Marx himself wrote: "Philosophers have only been interpreted the world in various ways, the point however is to change it."

That he certainly did. Francis Wheen notes in his biography: "Within 100 years of his death, half the world's population was ruled by governments that professed Marxism as their guiding faith.”

"Some rulers excuse their behaviour at every turn by citing their belief in Marxism. They are happy to kill millions of their own people pursuing an ideal Marxist society"
MCDONALD CHIMBIZI

His ideas justified the slaughter of more people than any other philosophy since time being.
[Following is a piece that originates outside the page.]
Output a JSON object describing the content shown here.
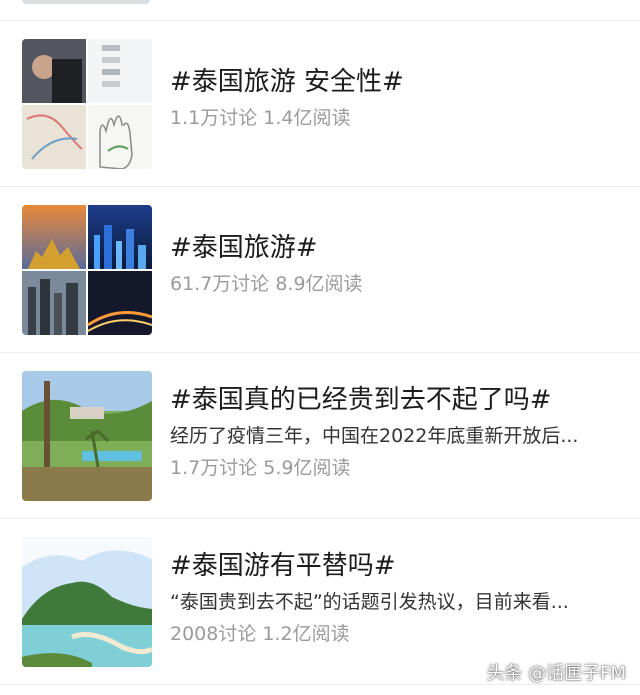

His creed of 'equality and freedom' became a fanatical religion that ruled half the world and enslaved hundreds of millions.

Under his name oppression, torture, starvation and genocide became the routine practises of brutal governments all over the world.

Without Marx, there would be no Cold War. No Iron Curtain. No Gulag!

His influence on world affairs has been bigger than that of any other philosopher. But 'greatness' surely means approval. How can we approve of a man whose belief spawned so many monsters, President Robert Mugabe included?

Marx's followers and apologists might accuse me of missing the point and being simplistic arguing he alone cannot be held responsible for those who misinterpreted his creed, those who justify their own ends.

The monsters and dictators wilfully distracted great tracts of his philosophy, selecting bits such as victory of the proletariat that would resonate with their people. Marx, they rightly claim, would have turned in his grave.

This might be true but does it absolve Marx from the horrors that have been committed in his name?

While his followers massacred millions, Marx personally would never hurt a fly and lived the poverty-stricken bourgeois existence of an intellectual in Victorian Soho.

Some rulers excuse their behaviour at every turn by citing their belief in Marxism. They are happy to kill millions of their own people pursuing an ideal Marxist society, his classless Utopian paradise.

In 1975, Pol Pot and the Khmer Rouge created their Marxist Year Zero in Cambodia, two million were killed.

In 1974, Mengistu Haile Marian and his Marxist Dergue overthrew Emperor Haile Selassie in Ethiopia murdering millions more.

Perhaps the most glaring abuses have occurred in Africa where Marxist dictatorships from colonel Gaddafi's Libya to Robert Mugabe have kept our continent in the middle age.

Mugabe, widely feted by the Liberal left when he became the first Prime Minister of Zimbabwe on a Marxist ticket, has in over two decades in power systematically ruined the country and turned it into a poverty-stricken police state.

His campaigns of terror bear all the marks of a shameless Marxist struggle against whole groups of totally innocent people where the result is starvation, murder and tragedy.

To all those old liberal supporters of Mugabe in the West who say Mugabe has gone mad. I reply: not mad but Marxist!

Macdonald Chimbizi, is a Zimbabwean journalist based in the United Kingdom.